“Makar Sankranti is a well-known celebrated kite flying holiday that we have in India. It originated in the state of Gujarat, however, it’s celebrated all throughout India. It’s called by different names in different parts of India. For example, in northern India, we call it Lohri. It is a harvest festival dedicated to celebrating the sun god and it’s a day that everyone takes off from work to like thank all the harvest and things like that…more of a seasonal observance. One of the traditions we have on this holiday is kite flying which is meant to be a way that people would be exposed to the sun to get rid of the winter which kind of goes along with the harvest season that it brings.”
My roommate is from India and she talked about this kite-flying holiday. She came to know of this holiday at home. She doesn’t remember exactly what year or age she started participating in this holiday but “[she] remembers [she] was pretty young and kite flying was a pretty big thing.” She remembers it as a day when “everyone goes out and like sees the kites around…there’s a lot of competitions hosted in the neighborhood for who can fly the kite the longest.” This holiday is special to her because “it’s kind of like what Christmas is like for people over here.” It is a way for people to “get along with [their] family and spend time with [their] family.” This holiday is a way to “kind of like relax and connect with [one’s] community.”

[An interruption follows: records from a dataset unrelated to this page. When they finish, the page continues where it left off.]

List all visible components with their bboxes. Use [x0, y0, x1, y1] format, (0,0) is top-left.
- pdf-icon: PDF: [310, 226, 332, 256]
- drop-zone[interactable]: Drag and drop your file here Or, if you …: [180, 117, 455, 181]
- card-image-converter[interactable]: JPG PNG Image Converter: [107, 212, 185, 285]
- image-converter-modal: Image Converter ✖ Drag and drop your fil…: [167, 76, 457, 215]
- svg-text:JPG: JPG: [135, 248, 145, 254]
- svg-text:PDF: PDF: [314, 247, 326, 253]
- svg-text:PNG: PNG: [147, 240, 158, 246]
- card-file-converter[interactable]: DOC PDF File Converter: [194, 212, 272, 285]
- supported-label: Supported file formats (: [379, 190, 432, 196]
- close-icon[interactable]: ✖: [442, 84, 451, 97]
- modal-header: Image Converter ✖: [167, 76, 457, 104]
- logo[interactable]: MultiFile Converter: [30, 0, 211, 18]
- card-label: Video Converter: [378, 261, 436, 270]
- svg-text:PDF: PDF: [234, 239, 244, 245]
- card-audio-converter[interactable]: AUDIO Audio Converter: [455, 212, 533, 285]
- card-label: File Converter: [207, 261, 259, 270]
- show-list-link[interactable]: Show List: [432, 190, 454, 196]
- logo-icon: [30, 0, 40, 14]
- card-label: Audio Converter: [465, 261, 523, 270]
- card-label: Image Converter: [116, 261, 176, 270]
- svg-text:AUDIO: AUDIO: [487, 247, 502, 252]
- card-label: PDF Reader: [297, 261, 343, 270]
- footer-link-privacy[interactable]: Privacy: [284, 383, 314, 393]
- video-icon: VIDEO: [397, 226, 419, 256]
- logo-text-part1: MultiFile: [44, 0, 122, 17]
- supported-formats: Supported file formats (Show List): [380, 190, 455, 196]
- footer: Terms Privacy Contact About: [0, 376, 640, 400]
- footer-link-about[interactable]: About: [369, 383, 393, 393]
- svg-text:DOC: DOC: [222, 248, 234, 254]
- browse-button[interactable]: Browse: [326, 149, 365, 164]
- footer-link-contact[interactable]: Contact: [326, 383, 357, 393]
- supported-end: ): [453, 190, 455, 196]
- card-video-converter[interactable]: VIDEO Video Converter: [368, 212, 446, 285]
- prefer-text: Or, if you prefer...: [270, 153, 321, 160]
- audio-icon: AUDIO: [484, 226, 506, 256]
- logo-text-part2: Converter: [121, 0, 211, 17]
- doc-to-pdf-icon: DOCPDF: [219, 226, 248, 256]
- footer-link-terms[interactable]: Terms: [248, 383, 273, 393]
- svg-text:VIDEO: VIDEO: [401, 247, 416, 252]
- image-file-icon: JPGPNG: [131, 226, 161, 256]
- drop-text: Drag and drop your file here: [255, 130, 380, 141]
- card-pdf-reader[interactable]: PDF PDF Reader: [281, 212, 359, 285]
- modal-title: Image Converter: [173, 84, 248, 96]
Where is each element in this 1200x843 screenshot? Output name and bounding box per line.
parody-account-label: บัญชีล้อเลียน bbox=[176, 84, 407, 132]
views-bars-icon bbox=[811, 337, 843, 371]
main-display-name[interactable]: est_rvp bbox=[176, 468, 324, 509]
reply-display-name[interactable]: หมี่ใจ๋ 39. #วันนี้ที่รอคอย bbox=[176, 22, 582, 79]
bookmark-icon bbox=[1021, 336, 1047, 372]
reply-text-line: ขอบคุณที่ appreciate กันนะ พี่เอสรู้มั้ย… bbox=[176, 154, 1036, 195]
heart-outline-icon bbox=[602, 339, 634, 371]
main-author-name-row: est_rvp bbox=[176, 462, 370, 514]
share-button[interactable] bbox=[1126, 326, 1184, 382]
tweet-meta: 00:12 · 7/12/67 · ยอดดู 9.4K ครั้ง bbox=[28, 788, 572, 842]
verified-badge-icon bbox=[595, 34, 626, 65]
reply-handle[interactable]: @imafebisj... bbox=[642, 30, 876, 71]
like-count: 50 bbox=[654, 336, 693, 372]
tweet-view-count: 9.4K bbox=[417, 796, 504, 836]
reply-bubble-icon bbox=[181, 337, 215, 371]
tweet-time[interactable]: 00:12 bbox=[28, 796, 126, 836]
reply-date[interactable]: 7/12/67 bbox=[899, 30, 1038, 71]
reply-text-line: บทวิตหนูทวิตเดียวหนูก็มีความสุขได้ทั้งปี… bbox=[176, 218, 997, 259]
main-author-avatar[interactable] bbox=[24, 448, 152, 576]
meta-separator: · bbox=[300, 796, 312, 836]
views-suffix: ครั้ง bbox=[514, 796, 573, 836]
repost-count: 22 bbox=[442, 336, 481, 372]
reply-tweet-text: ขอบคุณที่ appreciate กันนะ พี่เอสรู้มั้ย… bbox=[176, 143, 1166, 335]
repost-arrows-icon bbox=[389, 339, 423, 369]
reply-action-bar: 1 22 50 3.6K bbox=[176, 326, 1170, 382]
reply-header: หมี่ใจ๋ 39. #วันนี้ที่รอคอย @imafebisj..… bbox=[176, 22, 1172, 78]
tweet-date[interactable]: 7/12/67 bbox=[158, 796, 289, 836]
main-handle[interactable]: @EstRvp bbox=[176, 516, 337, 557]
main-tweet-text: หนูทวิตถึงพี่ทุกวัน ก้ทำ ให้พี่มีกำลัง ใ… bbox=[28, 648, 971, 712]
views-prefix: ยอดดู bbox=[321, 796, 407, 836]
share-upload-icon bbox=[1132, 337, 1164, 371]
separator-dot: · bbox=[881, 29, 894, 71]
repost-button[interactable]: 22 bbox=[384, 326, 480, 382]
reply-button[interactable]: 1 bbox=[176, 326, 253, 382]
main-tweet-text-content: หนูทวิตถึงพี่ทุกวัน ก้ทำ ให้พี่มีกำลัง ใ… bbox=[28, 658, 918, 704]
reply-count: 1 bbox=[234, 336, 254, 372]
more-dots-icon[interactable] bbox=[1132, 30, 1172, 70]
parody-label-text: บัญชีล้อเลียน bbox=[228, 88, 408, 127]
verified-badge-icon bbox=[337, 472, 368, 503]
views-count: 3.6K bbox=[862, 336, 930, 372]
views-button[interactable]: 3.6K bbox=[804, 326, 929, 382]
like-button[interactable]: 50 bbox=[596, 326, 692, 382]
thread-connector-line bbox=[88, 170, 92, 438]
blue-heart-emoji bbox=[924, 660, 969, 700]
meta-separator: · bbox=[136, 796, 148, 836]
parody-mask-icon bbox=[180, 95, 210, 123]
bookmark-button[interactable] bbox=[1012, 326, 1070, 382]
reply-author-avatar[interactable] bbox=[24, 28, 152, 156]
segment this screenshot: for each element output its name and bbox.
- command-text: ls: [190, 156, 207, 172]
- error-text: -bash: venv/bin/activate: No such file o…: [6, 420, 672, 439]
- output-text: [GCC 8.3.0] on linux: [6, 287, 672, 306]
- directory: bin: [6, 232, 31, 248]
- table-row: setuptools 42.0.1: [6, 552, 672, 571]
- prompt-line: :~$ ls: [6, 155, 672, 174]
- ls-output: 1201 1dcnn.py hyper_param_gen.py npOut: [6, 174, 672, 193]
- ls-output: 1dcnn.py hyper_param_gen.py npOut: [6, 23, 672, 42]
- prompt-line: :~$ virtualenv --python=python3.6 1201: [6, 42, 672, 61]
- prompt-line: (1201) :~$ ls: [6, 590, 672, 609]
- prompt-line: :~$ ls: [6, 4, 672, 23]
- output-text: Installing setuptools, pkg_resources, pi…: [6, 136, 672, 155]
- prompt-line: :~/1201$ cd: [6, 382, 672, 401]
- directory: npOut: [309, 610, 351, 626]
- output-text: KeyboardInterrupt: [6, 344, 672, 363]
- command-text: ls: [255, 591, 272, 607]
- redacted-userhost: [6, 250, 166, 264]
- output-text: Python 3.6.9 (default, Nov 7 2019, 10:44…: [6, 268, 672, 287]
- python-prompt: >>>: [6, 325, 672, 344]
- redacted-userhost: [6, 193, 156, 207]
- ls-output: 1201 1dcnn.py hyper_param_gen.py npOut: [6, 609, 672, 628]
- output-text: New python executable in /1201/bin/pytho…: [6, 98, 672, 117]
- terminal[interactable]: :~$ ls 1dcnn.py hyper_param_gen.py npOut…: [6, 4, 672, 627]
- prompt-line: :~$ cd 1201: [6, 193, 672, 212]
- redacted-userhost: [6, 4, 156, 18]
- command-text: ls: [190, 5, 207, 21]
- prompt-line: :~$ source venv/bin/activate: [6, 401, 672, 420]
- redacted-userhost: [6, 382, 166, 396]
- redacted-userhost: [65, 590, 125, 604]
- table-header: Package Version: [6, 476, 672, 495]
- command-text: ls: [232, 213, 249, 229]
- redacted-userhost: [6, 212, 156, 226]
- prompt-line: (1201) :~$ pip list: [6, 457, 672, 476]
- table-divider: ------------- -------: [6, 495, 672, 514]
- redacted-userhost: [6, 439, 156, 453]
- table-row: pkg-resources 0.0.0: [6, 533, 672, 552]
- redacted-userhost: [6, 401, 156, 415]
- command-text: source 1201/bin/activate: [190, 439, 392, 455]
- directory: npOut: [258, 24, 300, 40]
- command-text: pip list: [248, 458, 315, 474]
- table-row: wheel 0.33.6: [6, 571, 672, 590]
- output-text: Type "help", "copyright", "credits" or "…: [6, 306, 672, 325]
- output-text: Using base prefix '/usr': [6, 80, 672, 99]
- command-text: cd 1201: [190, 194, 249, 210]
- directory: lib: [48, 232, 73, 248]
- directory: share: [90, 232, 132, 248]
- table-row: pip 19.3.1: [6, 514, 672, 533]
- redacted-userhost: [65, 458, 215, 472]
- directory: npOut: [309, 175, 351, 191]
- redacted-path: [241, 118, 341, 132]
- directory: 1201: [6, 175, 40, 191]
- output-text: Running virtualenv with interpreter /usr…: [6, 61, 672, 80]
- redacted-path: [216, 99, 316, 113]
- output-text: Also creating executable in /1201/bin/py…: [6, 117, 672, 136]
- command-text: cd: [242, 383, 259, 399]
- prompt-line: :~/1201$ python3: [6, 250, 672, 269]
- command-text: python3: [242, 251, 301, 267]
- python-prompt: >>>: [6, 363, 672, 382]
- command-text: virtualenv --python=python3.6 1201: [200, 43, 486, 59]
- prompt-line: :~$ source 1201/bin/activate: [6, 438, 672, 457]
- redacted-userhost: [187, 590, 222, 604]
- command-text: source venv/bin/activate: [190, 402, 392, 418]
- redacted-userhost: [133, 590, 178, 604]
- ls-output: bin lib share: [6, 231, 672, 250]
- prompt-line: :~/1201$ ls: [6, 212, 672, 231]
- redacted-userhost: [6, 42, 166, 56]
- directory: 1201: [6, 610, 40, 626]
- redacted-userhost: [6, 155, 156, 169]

This holiday supposedly marks the transition of the sun from the zodiac of Sagittarius to Capricorn. This holiday is set by the solar cycle and often includes many social events for the community to partake in. This holiday is celebrated in January and is regarded as important for spiritual practices. After talking with my friend, it seems as if the holiday now emphasizes social more than spiritual. I think the sun is still an important aspect of the holiday, but maybe not for the same reason from person to person. Oftentimes with holidays, even when they have lost some spiritual elements, they are still celebrated because people have been celebrating them for hundreds of years.